Diz um ditado antigo: “de pequeno que se faz grande”. Todo trabalho dignifica o homem. Esta expressão é usada desde os tempos primitivos. Apesar do coração do homem ser mau desde a sua mocidade, foi implantado nele o discernimento e a capacidade de saber o que é bom e o que é mau. Assim, também, é o adolescente. Quando nos entendemos por gente, o básico do nosso intimo nos diz, que: “matar e roubar, além de ser um crime, é também um pecado previsto nas leis prioritárias de Deus”.
Diz-se: “É quando criança que se faz o homem”. É claro que a criança tem direito à infância, mas, o aprendizado profissional constitui-se no trabalho permanente e este direito está sendo negado, não à criança, mas ao adolescente, que diz saber o que quer.
“Doce que muito se mexe, às vezes não chega ao ponto”. A estória de que os adolescentes cometem crimes por inocência, não convence nem eles mesmos. Uma entrevista dada a uma emissora de rádio de alcance nacional, um adolescente de apenas quinze anos, disse que entrou no mundo do crime aos treze anos e que o seu pai era um policial, morto a tiros por marginais. Disse mais, que quando um adolescente infrator utiliza de uma arma para praticar os seus crimes, ele está em sua perfeita consciência. O adolescente alegou ser um jovem revoltado e que não precisava reduzir a pena de maior idade. O que está faltando é oportunidade...

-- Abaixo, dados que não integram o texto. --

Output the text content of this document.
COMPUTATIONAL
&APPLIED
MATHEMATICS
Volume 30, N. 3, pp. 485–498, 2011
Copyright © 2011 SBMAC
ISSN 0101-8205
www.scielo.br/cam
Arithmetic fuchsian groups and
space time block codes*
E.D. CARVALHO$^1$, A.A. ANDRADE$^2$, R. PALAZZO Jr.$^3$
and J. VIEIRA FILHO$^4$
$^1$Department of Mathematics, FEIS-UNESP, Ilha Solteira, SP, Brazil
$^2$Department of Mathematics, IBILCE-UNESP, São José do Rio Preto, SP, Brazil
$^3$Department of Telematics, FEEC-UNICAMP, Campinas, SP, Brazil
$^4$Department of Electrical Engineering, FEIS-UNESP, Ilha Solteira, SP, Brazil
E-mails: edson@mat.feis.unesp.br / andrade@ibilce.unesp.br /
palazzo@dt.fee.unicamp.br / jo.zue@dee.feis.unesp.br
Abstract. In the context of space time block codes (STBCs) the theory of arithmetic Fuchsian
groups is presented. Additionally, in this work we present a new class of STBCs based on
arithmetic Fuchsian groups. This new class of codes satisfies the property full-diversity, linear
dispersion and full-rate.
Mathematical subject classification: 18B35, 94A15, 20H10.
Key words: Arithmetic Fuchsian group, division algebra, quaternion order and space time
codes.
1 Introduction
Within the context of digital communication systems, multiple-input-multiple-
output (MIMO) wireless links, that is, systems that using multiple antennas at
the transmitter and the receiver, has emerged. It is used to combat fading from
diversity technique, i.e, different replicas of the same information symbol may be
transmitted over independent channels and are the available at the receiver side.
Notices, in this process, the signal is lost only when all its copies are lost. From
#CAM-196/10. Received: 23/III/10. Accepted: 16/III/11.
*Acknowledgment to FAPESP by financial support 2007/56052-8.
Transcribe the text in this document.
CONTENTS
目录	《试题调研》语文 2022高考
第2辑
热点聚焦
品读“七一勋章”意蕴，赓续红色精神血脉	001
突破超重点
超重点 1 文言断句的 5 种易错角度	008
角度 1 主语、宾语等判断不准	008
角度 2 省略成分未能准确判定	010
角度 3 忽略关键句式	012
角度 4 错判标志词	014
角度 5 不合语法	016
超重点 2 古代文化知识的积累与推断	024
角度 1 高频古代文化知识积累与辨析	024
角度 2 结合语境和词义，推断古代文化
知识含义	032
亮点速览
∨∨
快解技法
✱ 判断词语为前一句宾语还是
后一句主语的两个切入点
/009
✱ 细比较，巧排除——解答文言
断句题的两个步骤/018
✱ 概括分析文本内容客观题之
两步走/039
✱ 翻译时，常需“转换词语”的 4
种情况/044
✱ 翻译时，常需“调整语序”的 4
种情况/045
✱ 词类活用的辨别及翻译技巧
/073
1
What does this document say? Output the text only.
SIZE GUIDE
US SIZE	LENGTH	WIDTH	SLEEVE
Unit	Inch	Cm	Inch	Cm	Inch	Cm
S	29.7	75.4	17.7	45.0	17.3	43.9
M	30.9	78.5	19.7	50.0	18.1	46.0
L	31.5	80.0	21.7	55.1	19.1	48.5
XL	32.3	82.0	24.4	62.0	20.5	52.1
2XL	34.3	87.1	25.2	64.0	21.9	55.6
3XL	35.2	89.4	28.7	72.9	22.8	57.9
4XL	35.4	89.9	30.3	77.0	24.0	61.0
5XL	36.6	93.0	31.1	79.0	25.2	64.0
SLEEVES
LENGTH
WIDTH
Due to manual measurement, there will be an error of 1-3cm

No entendimento do adolescente, o trabalho é meio para ganhar o seu rico dinheirinho, afinal, todas as nossas necessidades dependem do nosso ganho. Também há aqueles que seguem o extinto mau do seu coração e são considerados elementos sem recuperação devendo ser punidos de verdade... Assim dizem: “quando um espinho é de furar, de pequeno já traz a ponta”.
Joselito do Nascimento Maciel, filho de uma mãe índia com um pai branco. Conta-nos: “Juntos à minha mãe, eu e meus irmãos, ainda quando crianças, fomos abandonados pelo nosso pai. Foi um tempo difícil, passamos muitas necessidades... para ajudar nas despesas da casa, passei a vender pão num cesto, mas, nem assim perdi a dignidade. Eu era tão pequeno, que passaram a me chamar nas ruas de “moleque do pão”. Tempos mais tarde a minha mãe morreu apaixonada por meu pai.
Hoje, o “moleque do pão”, cresceu! Já passou dos sessenta anos, em paz consigo mesmo e goza de uma consciência tranqüila e nunca precisou roubar e nem matar ninguém.